After we had had our fill of China Town we walked to Telegraph Hill to find Coit Tower where we had heard we could find some spectacular views of the city.
The 210 f00t tall concrete tower (don’t worry, there is an elevator) was built in the 30’s to beautify the city. It is filled with fresco murals painted by a variety of local artists. The views were lovely but the wind was howling which was a little eerie to listen to from such a height.
We left Coit Tower and headed towards Grace Cathedral just as the sun was setting. Grace Cathedral is a massive, beautiful Episcopalian church in Nob Hill. The doors outside of the church are a replica of Ghiberti’s Gates of Paradise at the Florence Baptistry in Italy, which I visited with my sister a few years ago.
When we entered the church, I immediately felt like it was one of the most peaceful, welcoming places I had ever been.
Upon entering the church I saw a lovely Christmas tree decorated with hundreds of paper cranes. The cranes were folded from pictures of “Peace” drawn by local school children. This is when my heart began to melt.
Red paper cranes were crafted into a giant AIDS ribbon which sat outside the Interfaith AIDS Memorial Chapel. The Chapel honors and remembers those who have lost their lives to AIDS as well as the caregivers and families who continue the fight against HIV/AIDS.
As I looked around the sanctuary at the beautiful stained glass, I also noticed a large labyrinth on the floor. A nearby sign informed visitors that this particular labyrinth pattern was created in 1201 for a Cathedral in France. Walking the labyrinth represents a holy pilgrimage or journey within life’s larger spiritual quest. They are also open for anyone to walk as a non-denominational, cross-cultural practice for well being. You can walk the labyrinth to clear your mind, find balance, encourage meditation or even for celebration. I love this sentiment. So peaceful, so beautiful, so quietly spiritual and welcoming.

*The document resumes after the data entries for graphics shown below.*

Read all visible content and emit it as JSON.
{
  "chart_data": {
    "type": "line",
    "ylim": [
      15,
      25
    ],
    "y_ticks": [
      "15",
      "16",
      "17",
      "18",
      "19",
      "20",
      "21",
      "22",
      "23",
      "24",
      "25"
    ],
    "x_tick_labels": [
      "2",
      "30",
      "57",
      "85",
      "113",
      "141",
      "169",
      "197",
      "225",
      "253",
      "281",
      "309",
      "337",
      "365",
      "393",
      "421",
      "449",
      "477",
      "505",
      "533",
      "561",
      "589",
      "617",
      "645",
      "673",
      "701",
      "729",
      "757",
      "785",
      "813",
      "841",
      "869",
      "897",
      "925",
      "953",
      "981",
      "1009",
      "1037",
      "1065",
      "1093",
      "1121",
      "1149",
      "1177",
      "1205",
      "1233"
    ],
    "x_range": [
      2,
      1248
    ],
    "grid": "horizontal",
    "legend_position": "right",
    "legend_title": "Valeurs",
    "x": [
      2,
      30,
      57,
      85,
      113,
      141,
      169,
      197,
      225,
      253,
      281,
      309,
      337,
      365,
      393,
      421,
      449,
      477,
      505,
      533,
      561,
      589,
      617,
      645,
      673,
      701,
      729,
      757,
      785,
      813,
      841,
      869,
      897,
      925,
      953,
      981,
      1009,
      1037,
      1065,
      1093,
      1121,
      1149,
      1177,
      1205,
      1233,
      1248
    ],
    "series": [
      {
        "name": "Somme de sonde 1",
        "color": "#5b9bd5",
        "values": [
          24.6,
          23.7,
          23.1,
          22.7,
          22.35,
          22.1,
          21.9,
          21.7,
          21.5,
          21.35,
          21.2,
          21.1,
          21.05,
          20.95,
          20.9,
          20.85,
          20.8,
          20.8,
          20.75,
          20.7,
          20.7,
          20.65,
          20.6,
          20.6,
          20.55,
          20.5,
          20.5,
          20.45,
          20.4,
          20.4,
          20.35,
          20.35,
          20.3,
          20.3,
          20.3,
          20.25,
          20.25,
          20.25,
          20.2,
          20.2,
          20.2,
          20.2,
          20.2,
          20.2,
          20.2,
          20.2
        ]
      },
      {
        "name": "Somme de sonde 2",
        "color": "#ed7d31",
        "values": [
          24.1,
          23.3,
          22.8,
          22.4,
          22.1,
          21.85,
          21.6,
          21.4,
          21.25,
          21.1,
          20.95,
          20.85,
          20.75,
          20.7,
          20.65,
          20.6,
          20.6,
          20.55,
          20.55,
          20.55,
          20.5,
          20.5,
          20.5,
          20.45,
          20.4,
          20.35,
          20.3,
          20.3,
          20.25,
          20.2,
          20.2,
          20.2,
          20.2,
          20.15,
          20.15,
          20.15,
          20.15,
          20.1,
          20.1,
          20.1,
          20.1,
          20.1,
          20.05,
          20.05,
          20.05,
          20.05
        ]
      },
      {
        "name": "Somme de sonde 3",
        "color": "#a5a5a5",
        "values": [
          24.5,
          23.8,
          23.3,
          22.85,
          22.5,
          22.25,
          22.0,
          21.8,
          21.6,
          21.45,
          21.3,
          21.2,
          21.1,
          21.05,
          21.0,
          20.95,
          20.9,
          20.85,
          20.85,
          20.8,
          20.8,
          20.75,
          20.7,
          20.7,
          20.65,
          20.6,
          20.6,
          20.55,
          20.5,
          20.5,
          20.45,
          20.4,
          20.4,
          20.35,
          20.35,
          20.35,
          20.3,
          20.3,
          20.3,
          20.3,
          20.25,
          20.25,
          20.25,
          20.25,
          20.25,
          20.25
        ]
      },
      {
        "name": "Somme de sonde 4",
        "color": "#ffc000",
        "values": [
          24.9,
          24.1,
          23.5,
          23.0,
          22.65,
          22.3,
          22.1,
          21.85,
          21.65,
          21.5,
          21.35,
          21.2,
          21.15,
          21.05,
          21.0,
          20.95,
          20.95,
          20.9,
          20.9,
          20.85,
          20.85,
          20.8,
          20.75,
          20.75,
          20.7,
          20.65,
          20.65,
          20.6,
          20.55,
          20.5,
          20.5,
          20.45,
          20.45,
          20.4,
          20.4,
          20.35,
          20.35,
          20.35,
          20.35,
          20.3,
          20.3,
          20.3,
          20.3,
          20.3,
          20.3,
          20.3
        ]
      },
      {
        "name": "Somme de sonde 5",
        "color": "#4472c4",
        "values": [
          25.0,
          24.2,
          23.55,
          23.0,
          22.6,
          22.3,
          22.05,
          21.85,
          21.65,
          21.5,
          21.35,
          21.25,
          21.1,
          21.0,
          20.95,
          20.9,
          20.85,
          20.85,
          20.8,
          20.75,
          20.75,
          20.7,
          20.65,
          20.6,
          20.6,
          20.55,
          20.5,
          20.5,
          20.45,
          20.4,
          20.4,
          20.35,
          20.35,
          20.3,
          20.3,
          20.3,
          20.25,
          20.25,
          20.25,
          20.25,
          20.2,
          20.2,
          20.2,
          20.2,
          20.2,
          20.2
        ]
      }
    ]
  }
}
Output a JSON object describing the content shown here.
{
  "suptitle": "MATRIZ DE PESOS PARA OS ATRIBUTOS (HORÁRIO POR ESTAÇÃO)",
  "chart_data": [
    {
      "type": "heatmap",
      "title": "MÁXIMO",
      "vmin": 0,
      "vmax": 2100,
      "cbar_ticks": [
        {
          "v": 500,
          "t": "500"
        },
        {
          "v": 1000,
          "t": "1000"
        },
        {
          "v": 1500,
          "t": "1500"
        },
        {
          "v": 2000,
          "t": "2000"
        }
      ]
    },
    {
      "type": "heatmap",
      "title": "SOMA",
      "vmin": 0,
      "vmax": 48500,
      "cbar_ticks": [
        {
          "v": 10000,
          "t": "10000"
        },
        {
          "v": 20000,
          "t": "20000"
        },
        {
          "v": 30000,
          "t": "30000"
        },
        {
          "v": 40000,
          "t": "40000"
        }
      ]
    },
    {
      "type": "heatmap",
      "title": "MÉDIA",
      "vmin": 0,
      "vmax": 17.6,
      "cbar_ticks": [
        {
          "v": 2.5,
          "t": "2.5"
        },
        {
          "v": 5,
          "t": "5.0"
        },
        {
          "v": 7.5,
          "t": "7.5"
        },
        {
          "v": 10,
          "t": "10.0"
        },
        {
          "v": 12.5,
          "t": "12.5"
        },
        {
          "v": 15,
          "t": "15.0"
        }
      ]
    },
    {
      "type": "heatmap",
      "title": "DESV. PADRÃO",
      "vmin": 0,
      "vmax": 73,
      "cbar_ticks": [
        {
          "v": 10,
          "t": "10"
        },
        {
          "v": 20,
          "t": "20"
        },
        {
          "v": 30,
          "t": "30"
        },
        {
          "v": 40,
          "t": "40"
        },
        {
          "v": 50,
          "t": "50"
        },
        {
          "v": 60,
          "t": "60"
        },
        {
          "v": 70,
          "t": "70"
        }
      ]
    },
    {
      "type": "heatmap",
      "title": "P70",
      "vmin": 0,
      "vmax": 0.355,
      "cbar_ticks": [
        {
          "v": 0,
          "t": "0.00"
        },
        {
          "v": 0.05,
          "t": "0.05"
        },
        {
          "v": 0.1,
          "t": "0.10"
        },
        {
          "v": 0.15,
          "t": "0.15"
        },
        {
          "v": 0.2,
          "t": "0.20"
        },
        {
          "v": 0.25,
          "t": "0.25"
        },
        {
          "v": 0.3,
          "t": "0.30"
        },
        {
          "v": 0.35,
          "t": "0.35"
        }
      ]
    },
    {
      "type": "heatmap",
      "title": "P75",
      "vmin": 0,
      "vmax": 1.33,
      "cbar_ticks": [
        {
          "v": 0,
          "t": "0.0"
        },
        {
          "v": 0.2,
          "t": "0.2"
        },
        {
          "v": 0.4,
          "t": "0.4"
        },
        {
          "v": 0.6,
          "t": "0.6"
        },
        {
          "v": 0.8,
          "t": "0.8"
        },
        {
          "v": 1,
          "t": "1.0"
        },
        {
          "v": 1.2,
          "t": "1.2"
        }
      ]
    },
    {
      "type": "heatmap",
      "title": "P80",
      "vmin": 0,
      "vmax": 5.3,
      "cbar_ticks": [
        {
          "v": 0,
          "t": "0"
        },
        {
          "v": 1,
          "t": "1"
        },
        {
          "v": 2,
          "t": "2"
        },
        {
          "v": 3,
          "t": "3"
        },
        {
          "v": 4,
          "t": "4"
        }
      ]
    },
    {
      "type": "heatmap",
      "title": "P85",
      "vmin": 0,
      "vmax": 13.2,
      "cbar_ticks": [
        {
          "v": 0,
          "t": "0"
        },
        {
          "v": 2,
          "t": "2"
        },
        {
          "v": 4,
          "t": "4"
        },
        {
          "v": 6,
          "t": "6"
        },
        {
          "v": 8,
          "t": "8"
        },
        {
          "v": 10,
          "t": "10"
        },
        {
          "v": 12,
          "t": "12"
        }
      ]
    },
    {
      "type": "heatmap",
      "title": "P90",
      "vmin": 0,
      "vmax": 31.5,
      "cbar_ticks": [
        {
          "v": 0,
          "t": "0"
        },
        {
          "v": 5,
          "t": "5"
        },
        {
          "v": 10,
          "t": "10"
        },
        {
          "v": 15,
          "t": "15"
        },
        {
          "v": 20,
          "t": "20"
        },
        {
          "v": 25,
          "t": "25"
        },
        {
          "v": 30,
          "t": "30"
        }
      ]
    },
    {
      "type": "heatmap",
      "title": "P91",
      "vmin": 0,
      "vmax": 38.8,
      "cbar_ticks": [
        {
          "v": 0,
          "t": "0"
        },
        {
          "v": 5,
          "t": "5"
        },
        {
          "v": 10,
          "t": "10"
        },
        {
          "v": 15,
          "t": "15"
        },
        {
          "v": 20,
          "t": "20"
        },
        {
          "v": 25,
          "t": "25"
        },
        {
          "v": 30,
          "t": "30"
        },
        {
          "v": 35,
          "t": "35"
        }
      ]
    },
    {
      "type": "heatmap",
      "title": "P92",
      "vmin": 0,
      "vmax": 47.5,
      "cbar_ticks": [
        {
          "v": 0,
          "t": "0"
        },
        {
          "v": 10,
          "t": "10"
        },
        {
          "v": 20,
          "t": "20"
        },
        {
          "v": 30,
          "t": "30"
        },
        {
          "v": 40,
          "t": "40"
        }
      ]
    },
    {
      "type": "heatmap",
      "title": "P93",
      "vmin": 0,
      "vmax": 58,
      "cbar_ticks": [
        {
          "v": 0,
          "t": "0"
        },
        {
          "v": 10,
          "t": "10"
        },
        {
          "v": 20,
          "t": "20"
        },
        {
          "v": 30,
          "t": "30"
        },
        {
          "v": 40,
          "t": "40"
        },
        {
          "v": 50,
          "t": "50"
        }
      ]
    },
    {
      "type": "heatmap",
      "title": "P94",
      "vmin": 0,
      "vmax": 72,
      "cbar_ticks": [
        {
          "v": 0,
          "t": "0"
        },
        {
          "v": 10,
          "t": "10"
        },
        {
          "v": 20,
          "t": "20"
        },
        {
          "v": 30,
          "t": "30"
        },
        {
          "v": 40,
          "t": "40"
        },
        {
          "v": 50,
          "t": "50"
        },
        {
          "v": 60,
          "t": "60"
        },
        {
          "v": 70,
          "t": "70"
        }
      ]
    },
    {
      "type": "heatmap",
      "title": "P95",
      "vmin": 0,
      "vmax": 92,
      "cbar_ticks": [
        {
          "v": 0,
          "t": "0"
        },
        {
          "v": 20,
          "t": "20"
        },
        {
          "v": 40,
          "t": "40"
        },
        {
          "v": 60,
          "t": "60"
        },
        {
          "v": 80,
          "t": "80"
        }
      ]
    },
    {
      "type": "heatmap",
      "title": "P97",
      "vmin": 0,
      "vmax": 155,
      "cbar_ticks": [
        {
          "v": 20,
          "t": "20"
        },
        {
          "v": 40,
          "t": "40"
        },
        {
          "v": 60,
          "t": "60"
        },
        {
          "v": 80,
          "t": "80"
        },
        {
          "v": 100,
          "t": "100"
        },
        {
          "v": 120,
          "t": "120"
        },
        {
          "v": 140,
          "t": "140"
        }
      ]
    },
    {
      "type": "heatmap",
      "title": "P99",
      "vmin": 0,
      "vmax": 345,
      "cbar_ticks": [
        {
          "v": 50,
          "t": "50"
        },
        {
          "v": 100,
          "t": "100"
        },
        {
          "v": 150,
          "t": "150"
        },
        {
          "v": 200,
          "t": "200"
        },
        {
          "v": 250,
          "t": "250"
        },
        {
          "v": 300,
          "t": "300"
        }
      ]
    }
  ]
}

If I ever have a large, beautiful garden (life goals) I want to include a labyrinth. I can’t think of a more peaceful way to begin each day.
Above the labyrinth, all the way to the alter hung thousands of colorful ribbons, a breathtaking art instillation called “Graced with Light”. Community members wrote their prayers, hopes and dreams on the 20 miles of ribbon before they were hung from the ceiling of the church. It was impossible to capture the beauty of the ribbons in a photo, but I did my best.
Art. Prayer. Unity. Love. I couldn’t love this church anymore. It was the perfect quiet end to a long day of sight seeing.
As we made our way back to the hotel we stopped at the Ghirardelli factory for an obligatory sundae…the first of several we would enjoy throughout the trip. If you love ice cream as much as I do, DO NOT SKIP THIS WHEN VISITING! Mmm.
We headed to bed at a decent hour, excited for the next morning when we planned to ride our first cable car and check out Alcatraz!